Até que ponto é verdade que não rimos do que é sério?


O que é sério, por definição, não nos faz rir. Nossos atos de liberdade, por exemplo, são profundos, criadores, artísticos, espirituais, admiráveis, aumentam a nossa autoestima e, por isso, são sérios.

Kkk... Tomados do exterior, porém, podemos (enquanto cínicos debochados) ter uma outra visão sobre nossos supostos atos livres... Nos orgulhamos de nossa liberdade, quando, de fato, estamos submetidos à necessidade da natureza e alheios a nós mesmos! Aparece ao cínico como cômico esse nosso orgulho, fruto da ignorância de nossa própria situação. O que é interiormente sério e admirável pode ser, portanto, exteriormente cômico e vexaminoso!

Assim, se, como diz Bergson, “tudo o que é sério na vida vem da nossa liberdade”*, então o cínico debochado estaria a rir o tempo todo.

No entanto, contrariando o cinismo, e fisgando o que há de Spinoza em Bergson, seria possível, na natureza, ser livre verdadeiramente. A verdadeira liberdade é o desdobramento no real (ou na vida) da necessidade da sua própria natureza, exclusivamente.
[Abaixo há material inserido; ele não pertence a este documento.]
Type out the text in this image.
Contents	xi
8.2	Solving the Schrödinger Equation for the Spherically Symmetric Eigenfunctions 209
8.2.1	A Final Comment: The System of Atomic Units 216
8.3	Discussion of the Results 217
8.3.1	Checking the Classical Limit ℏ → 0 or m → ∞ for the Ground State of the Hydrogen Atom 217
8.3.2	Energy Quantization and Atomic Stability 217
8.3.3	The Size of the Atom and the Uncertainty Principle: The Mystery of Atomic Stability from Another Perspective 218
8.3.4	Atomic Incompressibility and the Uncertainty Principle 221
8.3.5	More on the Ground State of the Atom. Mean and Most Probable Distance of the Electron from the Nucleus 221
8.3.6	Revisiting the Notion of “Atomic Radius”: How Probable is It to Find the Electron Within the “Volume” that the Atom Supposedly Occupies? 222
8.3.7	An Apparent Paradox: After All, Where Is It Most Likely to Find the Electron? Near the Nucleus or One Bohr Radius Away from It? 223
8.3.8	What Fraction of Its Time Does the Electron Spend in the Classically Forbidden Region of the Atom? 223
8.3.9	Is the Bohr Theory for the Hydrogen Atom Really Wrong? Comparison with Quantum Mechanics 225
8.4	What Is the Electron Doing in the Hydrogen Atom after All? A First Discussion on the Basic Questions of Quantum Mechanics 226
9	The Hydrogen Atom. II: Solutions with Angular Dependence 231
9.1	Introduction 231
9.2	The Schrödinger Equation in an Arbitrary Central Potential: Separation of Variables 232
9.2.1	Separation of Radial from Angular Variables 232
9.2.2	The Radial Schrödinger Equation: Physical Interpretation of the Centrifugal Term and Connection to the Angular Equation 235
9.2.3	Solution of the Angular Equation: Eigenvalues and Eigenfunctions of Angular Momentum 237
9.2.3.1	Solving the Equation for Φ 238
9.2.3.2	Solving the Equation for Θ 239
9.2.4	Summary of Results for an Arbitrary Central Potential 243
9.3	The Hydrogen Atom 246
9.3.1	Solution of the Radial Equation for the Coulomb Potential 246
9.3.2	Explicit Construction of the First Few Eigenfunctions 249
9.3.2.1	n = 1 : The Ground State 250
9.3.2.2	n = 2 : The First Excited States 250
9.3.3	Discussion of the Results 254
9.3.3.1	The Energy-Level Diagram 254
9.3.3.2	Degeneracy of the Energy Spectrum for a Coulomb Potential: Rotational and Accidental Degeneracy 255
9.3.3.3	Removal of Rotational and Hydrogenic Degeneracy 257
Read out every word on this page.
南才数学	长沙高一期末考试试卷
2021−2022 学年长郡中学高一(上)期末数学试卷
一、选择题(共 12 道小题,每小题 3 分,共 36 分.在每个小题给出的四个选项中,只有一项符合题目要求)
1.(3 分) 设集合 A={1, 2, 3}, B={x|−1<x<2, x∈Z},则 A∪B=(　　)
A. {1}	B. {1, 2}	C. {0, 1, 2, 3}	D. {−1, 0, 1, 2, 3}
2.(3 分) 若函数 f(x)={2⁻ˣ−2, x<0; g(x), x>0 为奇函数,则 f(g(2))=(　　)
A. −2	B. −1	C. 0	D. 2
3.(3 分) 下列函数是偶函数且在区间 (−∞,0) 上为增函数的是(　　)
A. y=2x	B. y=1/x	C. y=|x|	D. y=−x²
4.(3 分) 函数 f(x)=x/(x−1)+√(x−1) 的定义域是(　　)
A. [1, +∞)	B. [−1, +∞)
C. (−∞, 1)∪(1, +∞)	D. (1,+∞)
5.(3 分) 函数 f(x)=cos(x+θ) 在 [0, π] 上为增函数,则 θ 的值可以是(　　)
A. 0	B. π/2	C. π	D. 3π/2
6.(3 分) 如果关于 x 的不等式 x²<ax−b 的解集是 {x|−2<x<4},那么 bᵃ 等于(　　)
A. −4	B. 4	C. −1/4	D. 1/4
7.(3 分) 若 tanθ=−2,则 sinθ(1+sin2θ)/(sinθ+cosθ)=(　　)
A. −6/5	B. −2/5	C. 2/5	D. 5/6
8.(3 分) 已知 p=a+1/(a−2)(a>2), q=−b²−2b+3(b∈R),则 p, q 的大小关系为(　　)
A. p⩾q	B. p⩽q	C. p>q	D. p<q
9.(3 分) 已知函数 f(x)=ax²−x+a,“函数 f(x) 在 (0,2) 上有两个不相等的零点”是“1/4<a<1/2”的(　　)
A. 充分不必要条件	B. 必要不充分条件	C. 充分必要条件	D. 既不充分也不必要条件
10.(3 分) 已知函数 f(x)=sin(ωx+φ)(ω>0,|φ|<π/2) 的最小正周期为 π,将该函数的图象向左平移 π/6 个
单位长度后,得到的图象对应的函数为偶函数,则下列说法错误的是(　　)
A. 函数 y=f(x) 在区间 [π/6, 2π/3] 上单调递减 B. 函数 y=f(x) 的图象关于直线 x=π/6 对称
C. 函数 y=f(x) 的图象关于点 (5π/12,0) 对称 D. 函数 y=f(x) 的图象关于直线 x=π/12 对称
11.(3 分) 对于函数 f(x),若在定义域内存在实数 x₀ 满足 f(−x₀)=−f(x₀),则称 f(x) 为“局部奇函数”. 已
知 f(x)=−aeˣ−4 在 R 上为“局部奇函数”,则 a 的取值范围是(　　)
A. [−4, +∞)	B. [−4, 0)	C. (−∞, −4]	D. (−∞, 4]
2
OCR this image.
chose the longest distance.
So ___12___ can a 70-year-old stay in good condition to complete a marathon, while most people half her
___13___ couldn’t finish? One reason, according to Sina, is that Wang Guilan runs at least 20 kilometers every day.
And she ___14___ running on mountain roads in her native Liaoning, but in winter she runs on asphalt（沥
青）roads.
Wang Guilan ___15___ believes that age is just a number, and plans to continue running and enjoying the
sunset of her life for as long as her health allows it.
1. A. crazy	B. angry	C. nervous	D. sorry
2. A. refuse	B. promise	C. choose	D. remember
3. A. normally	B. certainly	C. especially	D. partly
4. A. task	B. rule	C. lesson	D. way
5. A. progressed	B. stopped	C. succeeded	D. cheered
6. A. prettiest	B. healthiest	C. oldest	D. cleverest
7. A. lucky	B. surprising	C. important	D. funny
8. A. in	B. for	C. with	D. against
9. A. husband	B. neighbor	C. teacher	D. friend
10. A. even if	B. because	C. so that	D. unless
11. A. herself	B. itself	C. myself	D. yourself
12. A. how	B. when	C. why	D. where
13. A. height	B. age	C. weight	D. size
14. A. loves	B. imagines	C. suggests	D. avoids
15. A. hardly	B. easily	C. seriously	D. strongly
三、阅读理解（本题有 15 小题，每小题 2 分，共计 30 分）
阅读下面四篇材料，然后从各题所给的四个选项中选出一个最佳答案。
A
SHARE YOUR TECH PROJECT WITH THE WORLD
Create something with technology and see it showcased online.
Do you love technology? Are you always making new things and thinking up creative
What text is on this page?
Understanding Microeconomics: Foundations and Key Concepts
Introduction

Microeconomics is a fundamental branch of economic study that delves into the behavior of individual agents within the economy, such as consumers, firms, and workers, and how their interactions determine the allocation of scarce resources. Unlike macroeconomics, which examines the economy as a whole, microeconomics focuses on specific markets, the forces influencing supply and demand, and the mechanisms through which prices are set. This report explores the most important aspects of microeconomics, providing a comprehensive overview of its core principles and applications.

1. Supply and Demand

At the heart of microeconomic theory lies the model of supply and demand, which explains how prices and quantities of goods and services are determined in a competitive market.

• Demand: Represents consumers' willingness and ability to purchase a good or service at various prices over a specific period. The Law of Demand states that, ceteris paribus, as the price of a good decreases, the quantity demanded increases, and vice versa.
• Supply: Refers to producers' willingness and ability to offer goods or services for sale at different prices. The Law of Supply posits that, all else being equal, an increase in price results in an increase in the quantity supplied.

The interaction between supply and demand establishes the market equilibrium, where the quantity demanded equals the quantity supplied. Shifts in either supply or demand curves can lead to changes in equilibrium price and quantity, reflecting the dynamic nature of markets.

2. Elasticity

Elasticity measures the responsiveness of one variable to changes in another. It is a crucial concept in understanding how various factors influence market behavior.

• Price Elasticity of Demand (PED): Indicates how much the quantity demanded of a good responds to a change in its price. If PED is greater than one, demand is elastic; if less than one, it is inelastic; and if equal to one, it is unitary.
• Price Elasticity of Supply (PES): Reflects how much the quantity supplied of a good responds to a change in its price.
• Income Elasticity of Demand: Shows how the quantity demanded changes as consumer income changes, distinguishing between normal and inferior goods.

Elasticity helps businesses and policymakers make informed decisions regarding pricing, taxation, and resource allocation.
Ok, o que é livre é sério. Mas, como não somos inteiramente livres, podemos, livremente, rir de nós mesmos. Já o escravo enquanto escravo não pode (pode apenas deplorar a sua situação e impasse). Rir de si mesmo – olhe como eu faço o que faço, automaticamente, mecanicamente, como possuído; isso é engraçado, porque poderia ser diferente – já é um ato da liberdade, por envolver alguma autocompreensão e vislumbrar um outro modo de ser. O escravo enquanto escravo permanece sempre sério, nunca ri de si mesmo.

Nesse sentido, rir de si mesmo é um gesto de liberdade. Surge do livre-conhecimento do que é trágico em nós e se crê livre (e por isso é cômico).

Por sua vez, o riso do cínico debochado é um riso escravo (ele não ri de si mesmo; para rir, precisa dos outros).






(*) BERGSON, Henri. Le rire. Paris: GF Flammarion, 2013 [1900]. P. 108.